Гамаш сел попрямее и снял свои полукруглые очки для чтения. Сидевший в другой части комнаты Бовуар увидел это и подошел к столу начальника.
— Слушаю, — сказал Гамаш, кивком приглашая Бовуара сесть. — Я включил громкую связь, инспектор Бовуар тоже будет слушать.
— Хорошо. Так вот, мне показалось странным, что этот человек, с виду опустившийся, чистил зубы и даже пользовался зубной нитью. Но бездомные иногда совершают странные поступки. Нередко они, как вы знаете, люди душевно нездоровые. И у них бывают свои пунктики.
— Но гигиена в их число не входит.
— Да. Это было странным. Когда я его раздела, обнаружилось, что он чистый — вымытый. Он недавно принимал душ или ванну. И волосы его, хотя и растрепанные, тоже оказались чистыми.
— Есть ведь ночлежки, — сказал Гамаш. — Возможно, он был в одной из них. Хотя наш агент побывала во всех местных заведениях такого рода, и там его не знают.
— Откуда у вас такая уверенность? — Коронер редко задавала вопросы старшему инспектору Гамашу, но ей было любопытно. — Мы не знаем его имени, а его описание наверняка совпадает с описаниями многих бездомных.

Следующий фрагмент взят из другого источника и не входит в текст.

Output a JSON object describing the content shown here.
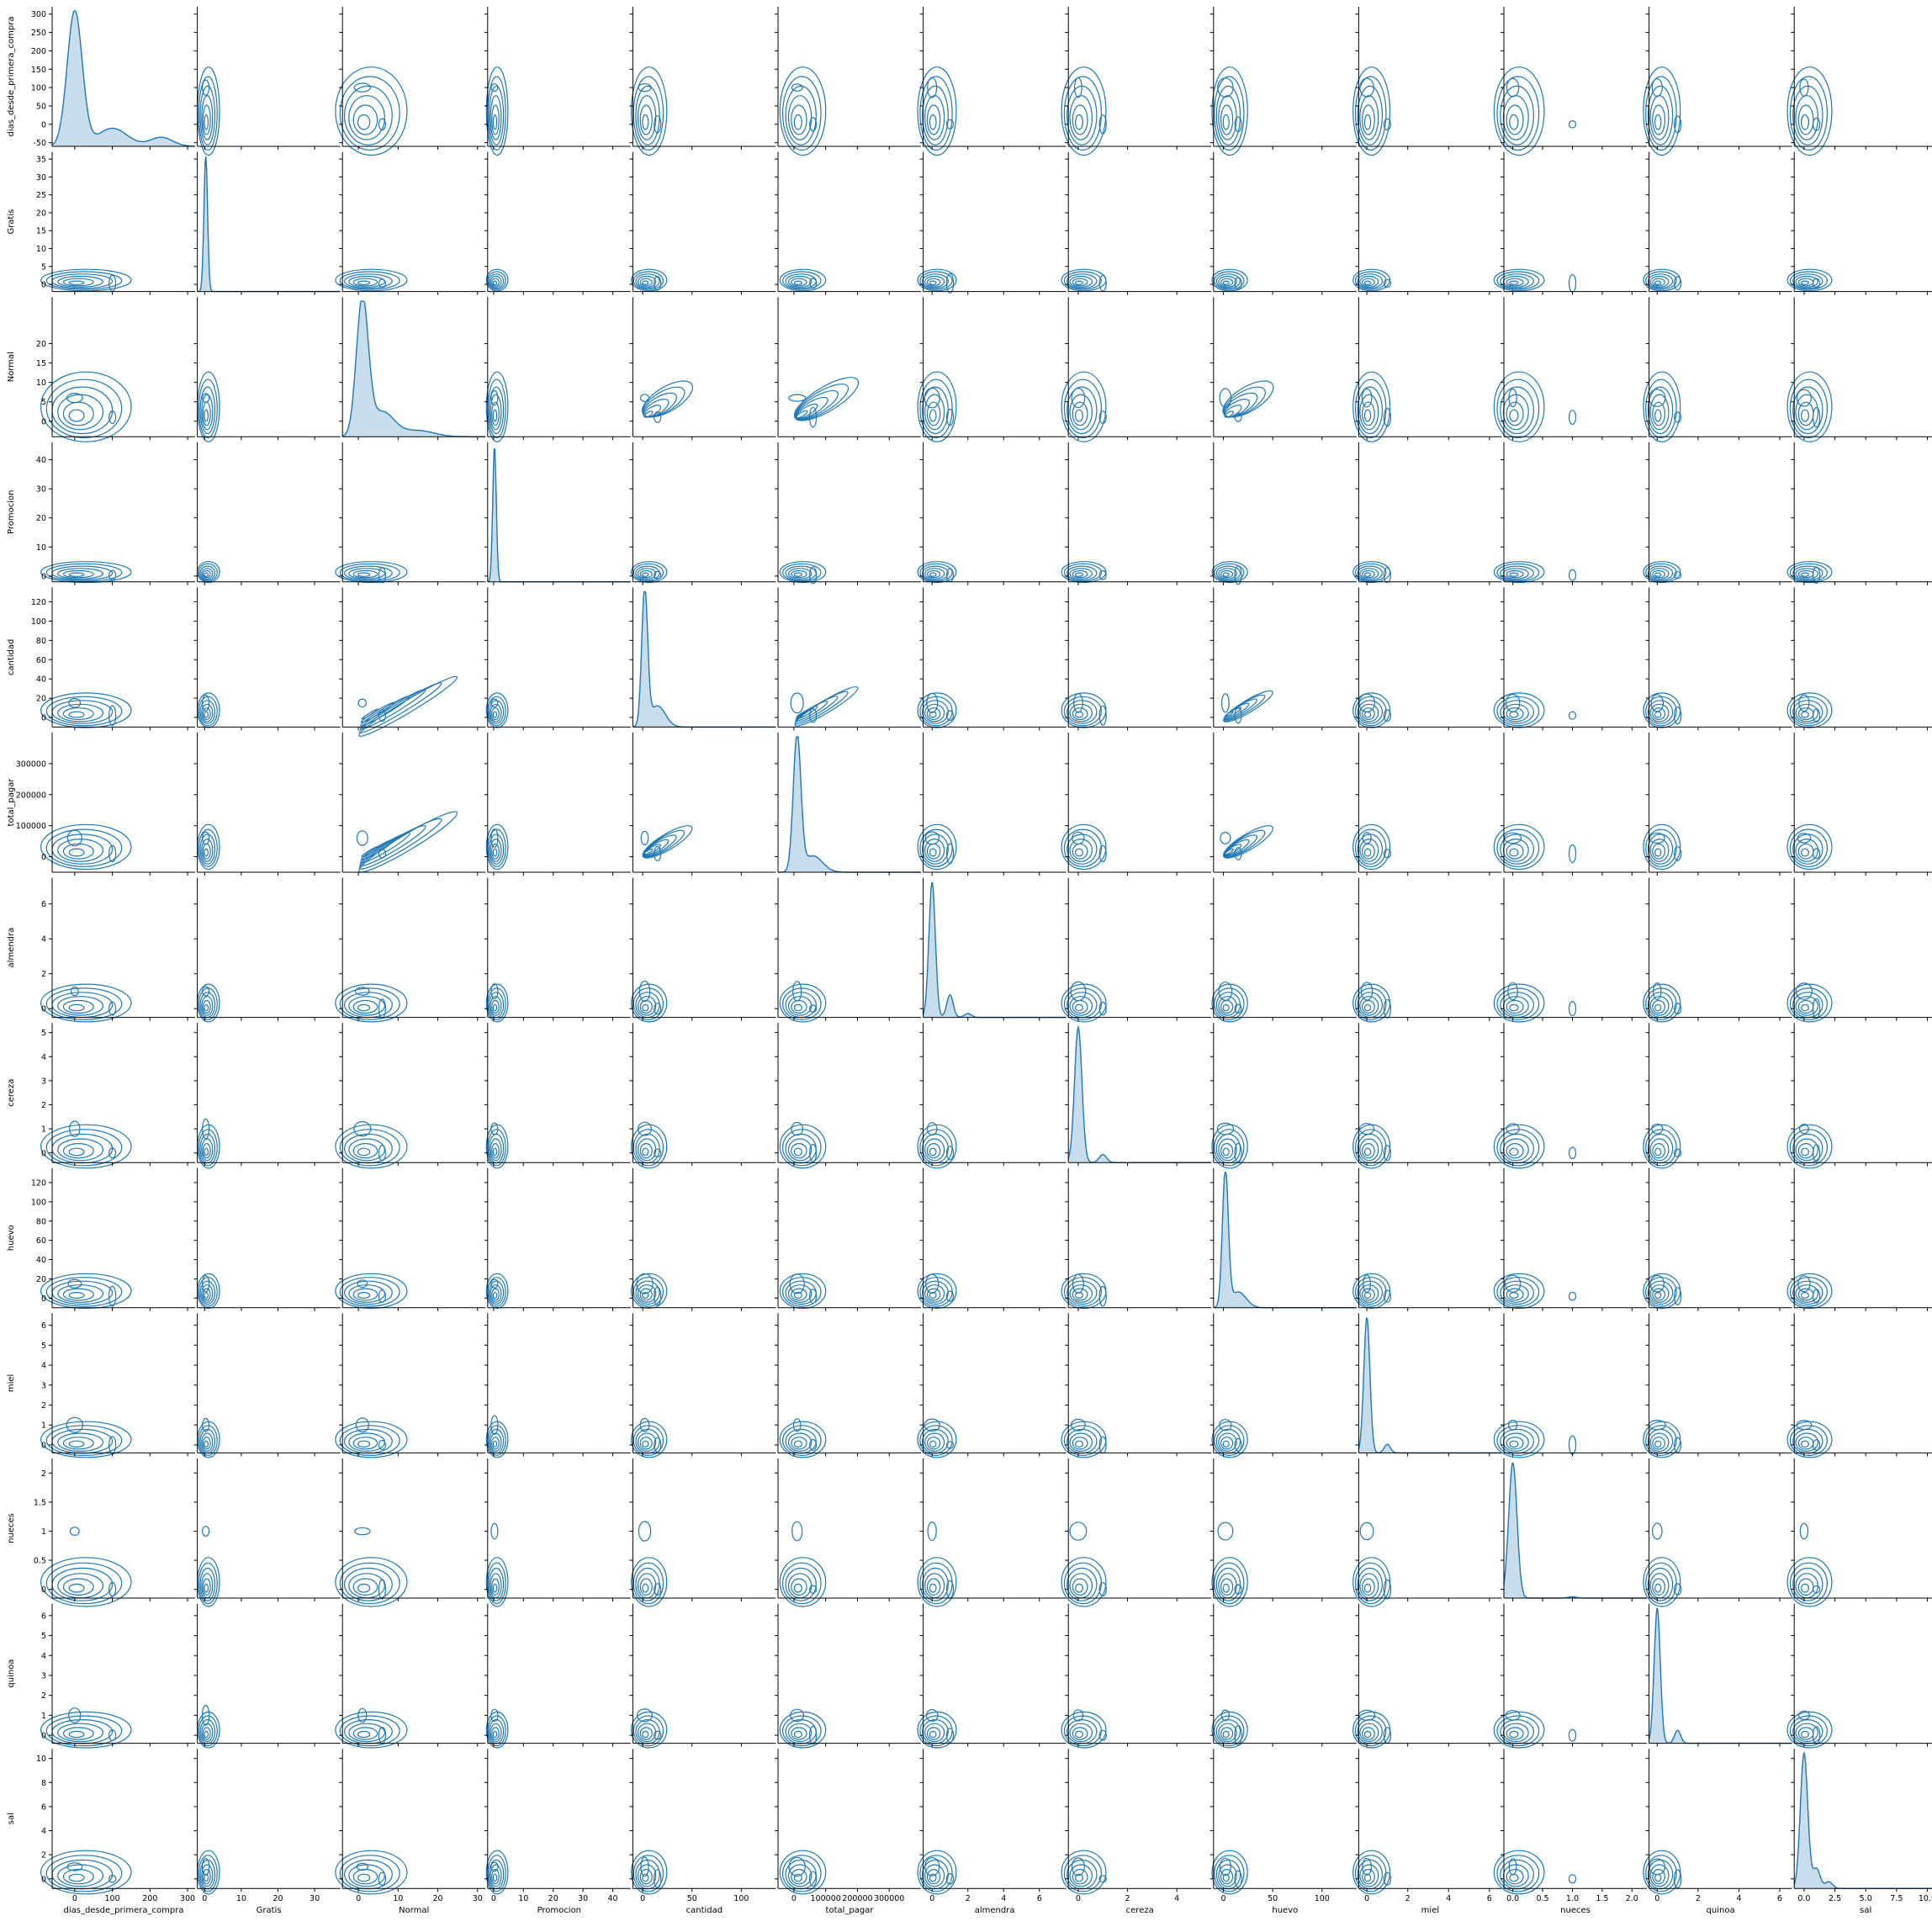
{
  "chart_data": {
    "type": "pairplot-kde",
    "color": "#1f77b4",
    "variables": [
      {
        "name": "dias_desde_primera_compra",
        "range": [
          -60,
          320
        ],
        "ticks": [
          -50,
          0,
          50,
          100,
          150,
          200,
          250,
          300
        ],
        "xticks": [
          0,
          100,
          200,
          300
        ],
        "kde": {
          "peak_x": 5,
          "peak_y": 300,
          "bumps": [
            [
              0,
              300,
              20
            ],
            [
              100,
              40,
              40
            ],
            [
              230,
              20,
              30
            ]
          ]
        }
      },
      {
        "name": "Gratis",
        "range": [
          -2,
          37
        ],
        "ticks": [
          0,
          5,
          10,
          15,
          20,
          25,
          30,
          35
        ],
        "xticks": [
          0,
          10,
          20,
          30
        ],
        "kde": {
          "peak_x": 0.3,
          "peak_y": 35,
          "bumps": [
            [
              0.3,
              35,
              0.5
            ]
          ]
        }
      },
      {
        "name": "Normal",
        "range": [
          -4,
          32
        ],
        "ticks": [
          0,
          5,
          10,
          15,
          20
        ],
        "xticks": [
          0,
          10,
          20,
          30
        ],
        "kde": {
          "peak_x": 1,
          "peak_y": 22,
          "bumps": [
            [
              1,
              22,
              1.5
            ],
            [
              6,
              4,
              3
            ],
            [
              15,
              1,
              4
            ]
          ]
        }
      },
      {
        "name": "Promocion",
        "range": [
          -2,
          46
        ],
        "ticks": [
          0,
          10,
          20,
          30,
          40
        ],
        "xticks": [
          0,
          10,
          20,
          30,
          40
        ],
        "kde": {
          "peak_x": 0.3,
          "peak_y": 42,
          "bumps": [
            [
              0.3,
              42,
              0.6
            ]
          ]
        }
      },
      {
        "name": "cantidad",
        "range": [
          -10,
          135
        ],
        "ticks": [
          0,
          20,
          40,
          60,
          80,
          100,
          120
        ],
        "xticks": [
          0,
          50,
          100
        ],
        "kde": {
          "peak_x": 2,
          "peak_y": 128,
          "bumps": [
            [
              2,
              128,
              3
            ],
            [
              15,
              20,
              8
            ]
          ]
        }
      },
      {
        "name": "total_pagar",
        "range": [
          -50000,
          400000
        ],
        "ticks": [
          0,
          100000,
          200000,
          300000
        ],
        "xticks": [
          0,
          100000,
          200000,
          300000
        ],
        "kde": {
          "peak_x": 10000,
          "peak_y": 330000,
          "bumps": [
            [
              10000,
              330000,
              12000
            ],
            [
              60000,
              40000,
              30000
            ]
          ]
        }
      },
      {
        "name": "almendra",
        "range": [
          -0.5,
          7.5
        ],
        "ticks": [
          0,
          2,
          4,
          6
        ],
        "xticks": [
          0,
          2,
          4,
          6
        ],
        "kde": {
          "peak_x": 0,
          "peak_y": 7.2,
          "bumps": [
            [
              0,
              7.2,
              0.18
            ],
            [
              1,
              1.2,
              0.18
            ],
            [
              2,
              0.2,
              0.2
            ]
          ]
        }
      },
      {
        "name": "cereza",
        "range": [
          -0.4,
          5.4
        ],
        "ticks": [
          0,
          1,
          2,
          3,
          4,
          5
        ],
        "xticks": [
          0,
          2,
          4
        ],
        "kde": {
          "peak_x": 0,
          "peak_y": 5.1,
          "bumps": [
            [
              0,
              5.1,
              0.15
            ],
            [
              1,
              0.3,
              0.15
            ]
          ]
        }
      },
      {
        "name": "huevo",
        "range": [
          -10,
          135
        ],
        "ticks": [
          0,
          20,
          40,
          60,
          80,
          100,
          120
        ],
        "xticks": [
          0,
          50,
          100
        ],
        "kde": {
          "peak_x": 2,
          "peak_y": 128,
          "bumps": [
            [
              2,
              128,
              3
            ],
            [
              15,
              15,
              8
            ]
          ]
        }
      },
      {
        "name": "miel",
        "range": [
          -0.4,
          6.6
        ],
        "ticks": [
          0,
          1,
          2,
          3,
          4,
          5,
          6
        ],
        "xticks": [
          0,
          2,
          4,
          6
        ],
        "kde": {
          "peak_x": 0,
          "peak_y": 6.2,
          "bumps": [
            [
              0,
              6.2,
              0.15
            ],
            [
              1,
              0.4,
              0.15
            ]
          ]
        }
      },
      {
        "name": "nueces",
        "range": [
          -0.15,
          2.25
        ],
        "ticks": [
          0.0,
          0.5,
          1.0,
          1.5,
          2.0
        ],
        "xticks": [
          0.0,
          0.5,
          1.0,
          1.5,
          2.0
        ],
        "kde": {
          "peak_x": 0,
          "peak_y": 2.1,
          "bumps": [
            [
              0,
              2.1,
              0.07
            ],
            [
              1,
              0.02,
              0.07
            ]
          ]
        }
      },
      {
        "name": "quinoa",
        "range": [
          -0.4,
          6.6
        ],
        "ticks": [
          0,
          1,
          2,
          3,
          4,
          5,
          6
        ],
        "xticks": [
          0,
          2,
          4,
          6
        ],
        "kde": {
          "peak_x": 0,
          "peak_y": 6.3,
          "bumps": [
            [
              0,
              6.3,
              0.15
            ],
            [
              1,
              0.6,
              0.15
            ]
          ]
        }
      },
      {
        "name": "sal",
        "range": [
          -0.8,
          10.8
        ],
        "ticks": [
          0,
          2,
          4,
          6,
          8,
          10
        ],
        "xticks": [
          0.0,
          2.5,
          5.0,
          7.5,
          10.0
        ],
        "kde": {
          "peak_x": 0,
          "peak_y": 10.2,
          "bumps": [
            [
              0,
              10.2,
              0.3
            ],
            [
              1,
              1.5,
              0.3
            ],
            [
              2,
              0.5,
              0.3
            ]
          ]
        }
      }
    ]
  }
}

— Это верно, — признал Гамаш. — Она описывала его как пожилого человека лет семидесяти пяти, худого, седого, голубоглазого, с обветренным лицом. Ни один из людей, подпадающих под это описание, не числится среди пропавших. Но мы сделали его фотографию и показываем ее местным жителям.
После слов Гамаша на линии наступило молчание.
— В чем дело?
— Ваше описание не отвечает действительности.
— Что вы хотите сказать? — Гамаш видел убитого так же ясно, как и все остальные.
— Он не был пожилым человеком. Поэтому-то я и звоню вам. Сначала меня удивили его зубы. И тогда я принялась искать. В его кровеносных сосудах почти нет бляшек. Почти никаких признаков атеросклероза. Простата не очень увеличена, и никаких признаков артрита. Я бы сказала, что ему лет пятьдесят пять.